Over just a few months, ChatGPT went from correctly answering a simple math problem 98% of the time to just 2%, study finds. Researchers found wild fluctuations—called drift—in the technology’s abi...
ChatGPT went from answering a simple math correctly 98% of the time to just 2%, over the course of a few months.
Over just a few months, ChatGPT went from correctly answering a simple math problem 98% of the time to just 2%, study finds. Researchers found wild fluctuations—called drift—in the technology’s abi...::ChatGPT went from answering a simple math correctly 98% of the time to just 2%, over the course of a few months.
It seems rather suspicious how much ChatGPT has deteorated. Like with all software, they can roll back the previous, better versions of it, right?
Here is my list of what I personally think is happening:
They are doing it on purpose to maximise profits from upcoming releases of ChatGPT.
They realized that the required computational power is too immense and trying to make it more efficient at the cost of being accurate.
They got actually scared of it's capabilities and decided to backtrack in order to make proper evaluations of the impact it can make.
At the start I used to use ChatGPT to help me write really rote and boring code but now it's not even useful for that. Half the stuff it sends me (very basic functions) LOOK correct but don't return the correct values or the parameters are completely wrong or something absolutely critical.
It's a machine learning chat bot, not a calculator, and especially not "AI."
Its primary focus is trying to look like something a human might say. It isn't trying to actually learn maths at all. This is like complaining that your satnav has no grasp of the cinematic impact of Alfred Hitchcock.
It doesn't need to understand the question, or give an accurate answer, it just needs to say a sentence that sounds like a human might say it.
This paper is pretty unbelievable to me in the literal sense. From a quick glance:
First of all they couldn't even bother to check for simple spelling mistakes. Second, all they're doing is asking whether a number is prime or not and then extrapolating the results to be representative of solving math problems.
But most importantly I don't believe for a second that the same model with a few adjustments over a 3 month period would completely flip performance on any representative task. I suspect there's something seriously wrong with how they collect/evaluate the answers.
And finally, according to their own results, GPT3.5 did significantly better at the second evaluation. So this title is a blatant misrepresentation.

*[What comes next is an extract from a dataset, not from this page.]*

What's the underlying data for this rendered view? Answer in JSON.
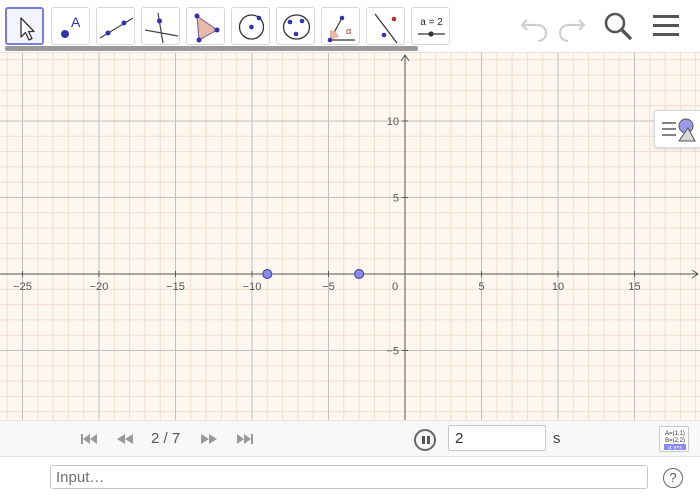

I once heard of AI gradually getting dumber overtime, because as the internet gets more saturated with AI content, stuff written by AI becomes part of the training data. I wonder if that's what's happening here.
HMMMM. It's almost like it's not AI at all, but just a digital parrot. Who woulda thought?! /s
To it, everything is true and normal, because it understands nothing. Calling it "AI" is just for compromising with ignorant people's "knowledge" and/or for hype.
My personal pet theory is that a lot of people were doing work that involved getting multiple LLMs in communication. When those conversations were then used in the RL loop we start seeing degradation similar to what’s been in the news recently with regards to image generation models. I believe this is the paper that got everybody talking about it recently: https://arxiv.org/pdf/2307.01850.pdf
My (random user) opinion is that the answer is a mix between the required computational power being too expensive and thus reduced and somehow how they "fixed" the models so they cannot be "jailbroken"
Can someone explain why they don't take the approach where things are somewhat compartmentalized. So you have a image processing program, a math program, a music program, etc and like the human brain that has cross talk but also dedicated certain parts of your brain to do specific things.
I've asked it word problems before and it fails miserably, giving me insane answers that make no sense. For example, I was curious once how many stars you would expect to find in a region of the milky way with a radius of 650 light years, assuming an average of 4 light years per star. The first answer it gave me was like a trillion stars or something, and I asked it if that makes sense to it, a trillion stars in a subset of space known to only contain about a quarter of that number, and it gave me a wildly different answer. I asked it to check again and it gave me a third wildly different number.
It just occurred to me that one could purposely seed it with incorrect information to break its usefulness. I'm anti-AI so I would gladly do this. I might try it myself.